Russian Food Retail:Downside risks look limited,risk reward balance appears favourable
Macro backdrop is finding a bottom; risk-reward balance now favourable
The macro backdrop for Russian consumers appears to be finding a bottom, following the recovery in oil and the RUB and the slowdown in food inflation. A meaningful recovery does not appear to be imminent. However, limited downside risks from here suggest a favourable risk-reward balance. The long-term growth potential of the market is less attractive than it was in the previous decade, but the market still presents decent growth opportunities for companies under our coverage that have superior value propositions and management teams. Their valuations suggest attractive entry points, we believe. We upgrade Lenta from Hold to Buy while keeping our ratings for X5 (Buy) and Magnit (MGNT LI: Hold, MGNT MM: Buy).
Magnit: earnings visibility is relatively lower with higher exposure to macro, although the market misunderstands/downplays the entry into food production
Higher exposure to low-income regions; acceleration of selling space growth during the downturn; and slow reaction to the dynamism of some of its main competitors have hurt Magnit’s operating performance in recent quarters. With purchasing term improvements, cost discipline and favourable base of 2H, the potential miss on management’s 2016 revenue and profitability guidance is likely to be limited. On the other hand, we welcome Magnit’s entry into food production and disagree that this is a deviation from its core competencies. We believe that, through vertical integration (similar to Bim’s main shareholders, who have created one of the best discounters globally), Magnit could potentially boost its private label sales, and this could be a game-changer in the sector. GDRs trade at 2017E P/E of 12.4x, which does not appear particularly attractive given the low visibility on near-term earnings and peer comparisons. We rate GDRs as Hold and prefer local shares (Buy).
X5: Pyaterochka’s attractive value proposition and good regional exposure suggest continuation of strong results throughout 2016; maintaining Buy
Higher exposure to affluent regions, Pyaterochka’s attractive value proposition and well managed promotion strategy, a successful refurbishment programme that was initiated with fortunate timing, and a strongly executed turnaround strategy are likely to sustain strong results for the retailer throughout 2016-17. Trading at 2017E P/E of 10.3x, the valuation ignores its relatively superior growth, higher visibility and fewer execution risks. Also, its improving ROE suggests a re-rating potential. We maintain Buy.

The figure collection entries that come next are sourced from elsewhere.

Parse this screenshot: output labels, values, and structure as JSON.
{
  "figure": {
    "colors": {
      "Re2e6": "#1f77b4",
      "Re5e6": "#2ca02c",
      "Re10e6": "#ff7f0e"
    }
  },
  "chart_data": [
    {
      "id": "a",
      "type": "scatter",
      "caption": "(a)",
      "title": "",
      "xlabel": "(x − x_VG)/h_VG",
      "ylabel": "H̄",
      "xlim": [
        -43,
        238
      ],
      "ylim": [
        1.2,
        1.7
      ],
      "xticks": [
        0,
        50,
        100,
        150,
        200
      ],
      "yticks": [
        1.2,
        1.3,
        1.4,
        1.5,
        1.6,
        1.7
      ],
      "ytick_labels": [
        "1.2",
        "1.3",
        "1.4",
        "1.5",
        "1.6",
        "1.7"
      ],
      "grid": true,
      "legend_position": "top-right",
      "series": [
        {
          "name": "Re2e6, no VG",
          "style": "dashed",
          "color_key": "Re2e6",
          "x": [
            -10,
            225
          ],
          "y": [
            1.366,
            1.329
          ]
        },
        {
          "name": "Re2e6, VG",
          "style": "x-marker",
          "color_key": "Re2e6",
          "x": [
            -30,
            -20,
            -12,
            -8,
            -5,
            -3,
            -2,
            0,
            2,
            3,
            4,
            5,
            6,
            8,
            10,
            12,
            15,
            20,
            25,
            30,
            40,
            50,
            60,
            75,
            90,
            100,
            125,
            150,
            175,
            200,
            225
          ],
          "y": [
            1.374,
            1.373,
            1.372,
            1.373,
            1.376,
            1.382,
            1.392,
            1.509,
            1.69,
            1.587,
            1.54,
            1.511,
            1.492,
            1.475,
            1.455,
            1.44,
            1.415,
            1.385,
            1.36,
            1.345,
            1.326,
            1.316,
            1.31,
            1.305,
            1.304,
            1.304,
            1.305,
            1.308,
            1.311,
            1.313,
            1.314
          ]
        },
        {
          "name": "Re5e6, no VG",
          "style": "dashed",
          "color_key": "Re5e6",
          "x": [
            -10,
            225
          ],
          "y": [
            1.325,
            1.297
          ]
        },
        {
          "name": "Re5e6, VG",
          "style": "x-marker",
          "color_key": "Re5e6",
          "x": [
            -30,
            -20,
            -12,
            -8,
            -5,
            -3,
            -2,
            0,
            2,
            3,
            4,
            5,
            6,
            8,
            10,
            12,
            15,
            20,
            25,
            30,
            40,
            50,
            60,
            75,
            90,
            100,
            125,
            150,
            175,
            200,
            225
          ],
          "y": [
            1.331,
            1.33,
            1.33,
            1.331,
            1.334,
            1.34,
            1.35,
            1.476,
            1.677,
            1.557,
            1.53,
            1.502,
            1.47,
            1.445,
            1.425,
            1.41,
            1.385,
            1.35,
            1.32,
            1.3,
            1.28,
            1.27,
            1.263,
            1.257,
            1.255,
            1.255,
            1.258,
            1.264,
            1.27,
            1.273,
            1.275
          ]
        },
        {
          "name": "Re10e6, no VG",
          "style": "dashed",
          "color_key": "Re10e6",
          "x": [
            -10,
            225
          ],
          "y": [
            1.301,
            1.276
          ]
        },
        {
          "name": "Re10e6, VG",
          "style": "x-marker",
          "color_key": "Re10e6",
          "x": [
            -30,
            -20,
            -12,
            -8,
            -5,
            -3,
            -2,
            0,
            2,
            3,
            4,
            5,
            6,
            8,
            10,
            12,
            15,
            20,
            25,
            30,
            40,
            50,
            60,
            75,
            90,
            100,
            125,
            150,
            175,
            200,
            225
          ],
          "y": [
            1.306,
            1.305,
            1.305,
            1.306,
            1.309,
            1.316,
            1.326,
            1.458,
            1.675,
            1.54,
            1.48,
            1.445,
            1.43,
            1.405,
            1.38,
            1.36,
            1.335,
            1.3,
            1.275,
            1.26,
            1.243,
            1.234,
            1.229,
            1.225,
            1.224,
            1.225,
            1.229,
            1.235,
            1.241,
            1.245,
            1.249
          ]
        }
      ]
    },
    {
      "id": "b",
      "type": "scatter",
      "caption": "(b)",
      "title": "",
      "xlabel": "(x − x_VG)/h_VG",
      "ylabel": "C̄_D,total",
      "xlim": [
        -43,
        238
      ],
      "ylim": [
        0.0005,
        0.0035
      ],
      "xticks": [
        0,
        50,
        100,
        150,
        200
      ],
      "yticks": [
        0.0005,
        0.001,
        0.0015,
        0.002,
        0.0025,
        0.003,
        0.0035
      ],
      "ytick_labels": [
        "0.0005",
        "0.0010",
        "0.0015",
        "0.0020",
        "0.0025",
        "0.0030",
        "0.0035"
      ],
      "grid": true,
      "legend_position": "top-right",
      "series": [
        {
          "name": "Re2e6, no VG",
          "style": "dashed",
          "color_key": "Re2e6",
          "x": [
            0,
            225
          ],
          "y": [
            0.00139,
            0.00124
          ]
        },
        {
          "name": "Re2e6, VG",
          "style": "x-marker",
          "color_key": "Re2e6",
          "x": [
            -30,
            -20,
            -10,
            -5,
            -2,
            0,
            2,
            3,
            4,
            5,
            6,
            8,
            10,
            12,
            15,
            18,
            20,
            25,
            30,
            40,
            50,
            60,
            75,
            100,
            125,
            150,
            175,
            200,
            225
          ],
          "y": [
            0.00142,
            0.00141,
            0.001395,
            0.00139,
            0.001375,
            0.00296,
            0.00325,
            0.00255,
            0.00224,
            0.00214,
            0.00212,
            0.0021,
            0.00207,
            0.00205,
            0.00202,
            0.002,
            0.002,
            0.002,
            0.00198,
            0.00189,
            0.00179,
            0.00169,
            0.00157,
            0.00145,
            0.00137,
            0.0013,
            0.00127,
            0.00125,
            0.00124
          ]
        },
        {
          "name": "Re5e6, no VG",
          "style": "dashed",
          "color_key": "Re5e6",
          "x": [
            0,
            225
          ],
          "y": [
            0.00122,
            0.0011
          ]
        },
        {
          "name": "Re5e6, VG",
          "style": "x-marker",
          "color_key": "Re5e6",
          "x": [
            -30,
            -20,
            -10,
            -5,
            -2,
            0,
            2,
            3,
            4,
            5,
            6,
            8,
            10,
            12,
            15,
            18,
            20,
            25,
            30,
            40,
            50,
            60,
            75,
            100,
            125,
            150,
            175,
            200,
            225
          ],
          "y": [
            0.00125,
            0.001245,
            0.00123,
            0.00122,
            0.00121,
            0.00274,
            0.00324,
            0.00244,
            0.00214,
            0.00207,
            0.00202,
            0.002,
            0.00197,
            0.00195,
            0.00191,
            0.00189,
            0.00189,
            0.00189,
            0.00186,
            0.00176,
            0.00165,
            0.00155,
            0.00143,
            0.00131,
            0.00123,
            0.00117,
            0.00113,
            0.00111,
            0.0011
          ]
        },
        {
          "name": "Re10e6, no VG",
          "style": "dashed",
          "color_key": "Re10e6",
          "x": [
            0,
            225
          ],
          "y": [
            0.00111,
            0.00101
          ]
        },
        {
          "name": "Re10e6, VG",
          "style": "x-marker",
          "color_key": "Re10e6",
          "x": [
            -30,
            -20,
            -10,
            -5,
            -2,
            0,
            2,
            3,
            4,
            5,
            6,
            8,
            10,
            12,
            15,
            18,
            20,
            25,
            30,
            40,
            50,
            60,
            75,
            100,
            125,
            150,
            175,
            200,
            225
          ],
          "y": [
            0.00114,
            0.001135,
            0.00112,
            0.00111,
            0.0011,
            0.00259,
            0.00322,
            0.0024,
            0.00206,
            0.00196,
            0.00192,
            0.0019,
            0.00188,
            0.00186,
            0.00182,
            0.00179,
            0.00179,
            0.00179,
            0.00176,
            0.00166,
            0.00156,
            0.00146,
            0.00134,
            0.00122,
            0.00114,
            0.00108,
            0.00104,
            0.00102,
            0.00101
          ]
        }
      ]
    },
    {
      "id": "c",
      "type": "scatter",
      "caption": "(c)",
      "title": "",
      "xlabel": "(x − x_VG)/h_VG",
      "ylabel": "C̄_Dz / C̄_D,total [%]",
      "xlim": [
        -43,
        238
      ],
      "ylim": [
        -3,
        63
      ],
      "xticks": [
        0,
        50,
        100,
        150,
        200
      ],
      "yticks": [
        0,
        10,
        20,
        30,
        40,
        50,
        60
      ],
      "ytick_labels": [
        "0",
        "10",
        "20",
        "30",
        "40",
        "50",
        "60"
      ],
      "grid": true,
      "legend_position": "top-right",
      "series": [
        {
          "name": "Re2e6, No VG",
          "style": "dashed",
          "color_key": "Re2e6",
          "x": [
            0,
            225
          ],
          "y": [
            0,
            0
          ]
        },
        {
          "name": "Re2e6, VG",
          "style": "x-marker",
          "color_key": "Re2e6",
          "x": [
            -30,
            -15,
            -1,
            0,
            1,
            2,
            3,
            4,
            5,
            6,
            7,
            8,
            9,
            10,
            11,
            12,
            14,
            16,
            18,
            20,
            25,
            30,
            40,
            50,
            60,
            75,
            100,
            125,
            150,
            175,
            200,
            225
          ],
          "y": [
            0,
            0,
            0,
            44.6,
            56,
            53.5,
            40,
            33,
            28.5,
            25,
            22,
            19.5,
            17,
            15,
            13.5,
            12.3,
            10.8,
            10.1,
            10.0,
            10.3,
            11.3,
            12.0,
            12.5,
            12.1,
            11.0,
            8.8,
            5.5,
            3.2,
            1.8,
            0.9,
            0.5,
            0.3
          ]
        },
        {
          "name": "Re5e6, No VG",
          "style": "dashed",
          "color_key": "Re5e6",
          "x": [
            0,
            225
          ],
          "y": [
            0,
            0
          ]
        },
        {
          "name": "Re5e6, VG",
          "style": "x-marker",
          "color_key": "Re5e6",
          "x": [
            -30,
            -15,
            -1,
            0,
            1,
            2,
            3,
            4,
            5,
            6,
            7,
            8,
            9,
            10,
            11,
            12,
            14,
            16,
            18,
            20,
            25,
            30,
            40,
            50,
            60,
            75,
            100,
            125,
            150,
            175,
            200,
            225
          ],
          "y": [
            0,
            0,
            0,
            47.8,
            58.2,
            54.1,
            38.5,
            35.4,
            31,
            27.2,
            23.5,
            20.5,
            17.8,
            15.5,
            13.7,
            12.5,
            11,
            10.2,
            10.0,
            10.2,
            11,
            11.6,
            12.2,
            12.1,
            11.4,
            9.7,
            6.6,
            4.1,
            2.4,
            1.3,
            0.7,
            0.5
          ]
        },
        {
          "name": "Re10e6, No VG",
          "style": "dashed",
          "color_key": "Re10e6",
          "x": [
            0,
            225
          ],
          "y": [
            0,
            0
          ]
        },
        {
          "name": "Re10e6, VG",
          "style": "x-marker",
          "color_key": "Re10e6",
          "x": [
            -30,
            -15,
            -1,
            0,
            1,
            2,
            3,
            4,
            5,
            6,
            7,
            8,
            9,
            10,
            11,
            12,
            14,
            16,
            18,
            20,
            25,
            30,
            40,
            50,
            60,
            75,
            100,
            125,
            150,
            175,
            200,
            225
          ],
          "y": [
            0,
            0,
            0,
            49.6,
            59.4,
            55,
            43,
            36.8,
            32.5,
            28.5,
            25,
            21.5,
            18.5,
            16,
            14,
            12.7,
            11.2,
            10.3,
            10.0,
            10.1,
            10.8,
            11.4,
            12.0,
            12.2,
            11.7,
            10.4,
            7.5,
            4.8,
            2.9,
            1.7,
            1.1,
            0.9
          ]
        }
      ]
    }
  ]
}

Lenta: low-cost, low-price model and strong execution; upgrading to Buy
Mainly due to its low cost-low price model and management’s strong execution, Lenta has posted one of the fastest revenue growth rates among major players without harming its margins. The continuation of a weak consumer environment that puts pressure on basket size, owing to higher ability to trade down at hypers, has been seen as a major risk for the retailer. However, as evidenced in its recent results, as a hypermarket operator, it also has greater flexibility in expenses and therefore has effectively controlled costs, while the down-trading trend has been stabilising in recent months. The weak market has indeed presented opportunities to the retailer to increase its market share. Trading at 2017E P/E of 12.7x, the valuation is attractive. We upgrade our rating on Lenta from Hold to Buy.
Valuation and risks
Our target prices are DCF-based. Risks include further deterioration in the macroeconomic environment, irrational competition, deviations from operating strategies and unfavourable regulatory changes. Stronger-than-expected LFL and profitability are the main upside risks for Magnit GDRs.